A few years ago at an interdisciplinary conference I met an English professor and, in a spunky mood, asked "So why do you guys hate us economists?" I fully expected to hear "Oh we don’t hate you, though we do think you mistaken about …" But in fact he said "You know why." I have since received similar reactions from other academics, sometimes in their words but more often in their eyes – their dislike for economics goes way beyond the disrespect implied by a differing opinion. Many quite openly despise economics and economists.
So why aren’t such expressions considered hate speech? Remember, Wikipedia says hate speech is:
Speech intended to degrade, intimidate, or incite violence or prejudicial action against a person or group of people based on their race, gender, age, ethnicity, nationality, religion, sexual orientation, gender identity, disability, language ability, moral or political views, socioeconomic class, occupation or appearance (such as height, weight, and hair color), mental capacity and any other distinction-liability. [emphasis added]
Certainly in this case, and perhaps in most cases, I’d rather the conversation continue, even when hateful, than to just shut everyone up. I would love to sit down with smart economics haters and talk it out.
Added: When someone complains about being subject to "hate speech", the usual response is not to explain to them why people could have come to hate them.
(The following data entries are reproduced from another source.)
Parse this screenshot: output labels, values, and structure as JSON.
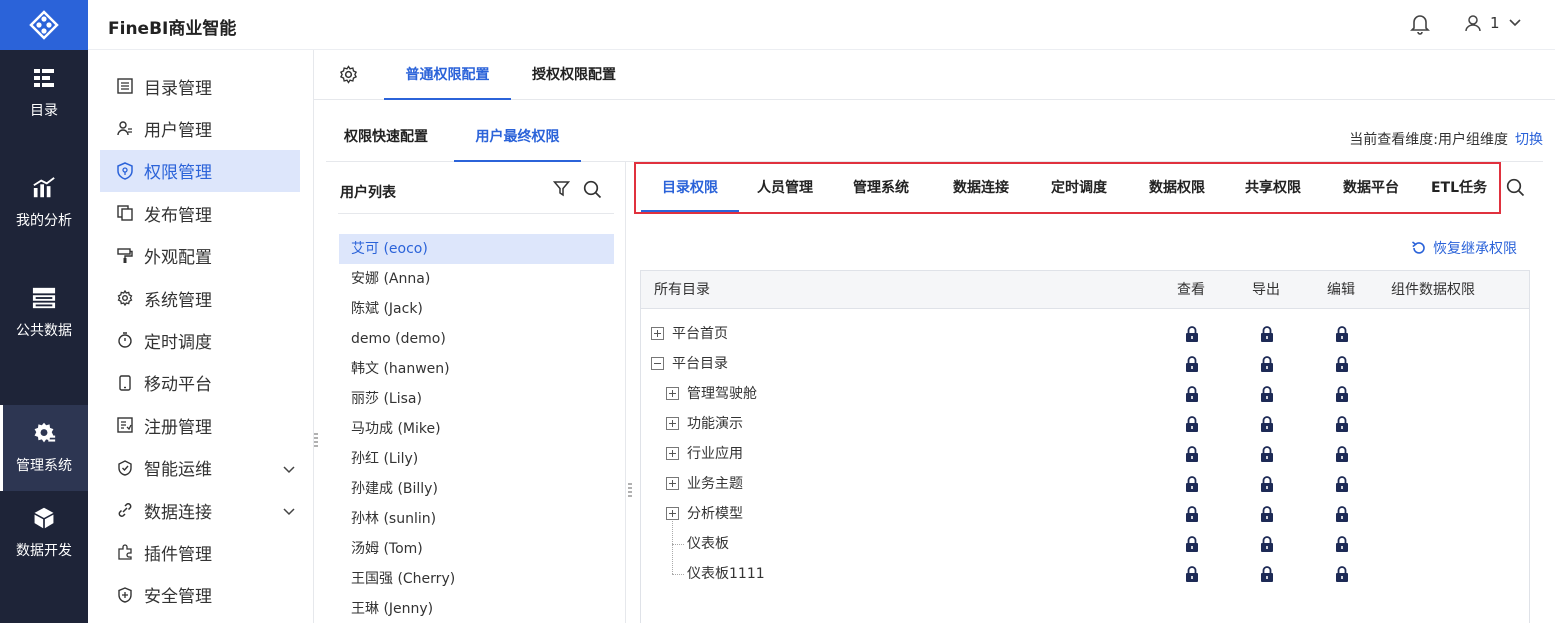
{
  "app": {
    "title": "FineBI商业智能",
    "user_name": "1"
  },
  "rail": {
    "items": [
      {
        "label": "目录",
        "icon": "catalog-icon"
      },
      {
        "label": "我的分析",
        "icon": "analysis-icon"
      },
      {
        "label": "公共数据",
        "icon": "database-icon"
      },
      {
        "label": "管理系统",
        "icon": "admin-gear-icon",
        "active": true
      },
      {
        "label": "数据开发",
        "icon": "cube-icon"
      }
    ]
  },
  "submenu": {
    "items": [
      {
        "label": "目录管理",
        "icon": "list-icon"
      },
      {
        "label": "用户管理",
        "icon": "user-icon"
      },
      {
        "label": "权限管理",
        "icon": "shield-icon",
        "active": true
      },
      {
        "label": "发布管理",
        "icon": "copy-icon"
      },
      {
        "label": "外观配置",
        "icon": "paint-icon"
      },
      {
        "label": "系统管理",
        "icon": "gear-icon"
      },
      {
        "label": "定时调度",
        "icon": "timer-icon"
      },
      {
        "label": "移动平台",
        "icon": "mobile-icon"
      },
      {
        "label": "注册管理",
        "icon": "register-icon"
      },
      {
        "label": "智能运维",
        "icon": "ops-icon",
        "expandable": true
      },
      {
        "label": "数据连接",
        "icon": "link-icon",
        "expandable": true
      },
      {
        "label": "插件管理",
        "icon": "plugin-icon"
      },
      {
        "label": "安全管理",
        "icon": "security-icon"
      }
    ]
  },
  "top_tabs": [
    {
      "label": "普通权限配置",
      "active": true
    },
    {
      "label": "授权权限配置"
    }
  ],
  "sub_tabs": [
    {
      "label": "权限快速配置"
    },
    {
      "label": "用户最终权限",
      "active": true
    }
  ],
  "dimension": {
    "text": "当前查看维度:用户组维度",
    "switch_label": "切换"
  },
  "user_list": {
    "title": "用户列表",
    "users": [
      "艾可 (eoco)",
      "安娜 (Anna)",
      "陈斌 (Jack)",
      "demo (demo)",
      "韩文 (hanwen)",
      "丽莎 (Lisa)",
      "马功成 (Mike)",
      "孙红 (Lily)",
      "孙建成 (Billy)",
      "孙林 (sunlin)",
      "汤姆 (Tom)",
      "王国强 (Cherry)",
      "王琳 (Jenny)"
    ],
    "selected_index": 0
  },
  "perm_tabs": [
    "目录权限",
    "人员管理",
    "管理系统",
    "数据连接",
    "定时调度",
    "数据权限",
    "共享权限",
    "数据平台",
    "ETL任务"
  ],
  "restore_label": "恢复继承权限",
  "table": {
    "headers": {
      "name": "所有目录",
      "view": "查看",
      "export": "导出",
      "edit": "编辑",
      "component": "组件数据权限"
    },
    "rows": [
      {
        "name": "平台首页",
        "level": 0,
        "expander": "plus"
      },
      {
        "name": "平台目录",
        "level": 0,
        "expander": "minus"
      },
      {
        "name": "管理驾驶舱",
        "level": 1,
        "expander": "plus"
      },
      {
        "name": "功能演示",
        "level": 1,
        "expander": "plus"
      },
      {
        "name": "行业应用",
        "level": 1,
        "expander": "plus"
      },
      {
        "name": "业务主题",
        "level": 1,
        "expander": "plus"
      },
      {
        "name": "分析模型",
        "level": 1,
        "expander": "plus"
      },
      {
        "name": "仪表板",
        "level": 1,
        "expander": "none"
      },
      {
        "name": "仪表板1111",
        "level": 1,
        "expander": "none"
      }
    ],
    "permission_state": "locked"
  },
  "colors": {
    "accent": "#2b63d9",
    "rail_bg": "#1e2438",
    "highlight_border": "#e0313e",
    "active_bg": "#dde6fb"
  }
}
So why the different treatment when an economist complains?
Heh: "Economists were created to make weather forecasters look good."
- http://www.guardian.co.uk/m...
The answer is, of course, "Most and nearly all, but with timing questions." It was obvious that the housing market was an unsustainable bubble, driven by loans that depended on the bubble's being sustainable. The only surprise was that it lasted as long as it did before collapsing. The market can stay irrational longer than you can stay solvent.
If the majority of any developed country learns the basics of microeconomics, come back and make that post again. If you can get ten countries to enact no mercantilist policies for ten years, come back and make that post again. Heck, read The Myth of the Rational Voter by Bryan Caplan, take his list where the public is both ignorant and biased on 32/33 economic issues, fix one, then come back and make that post again.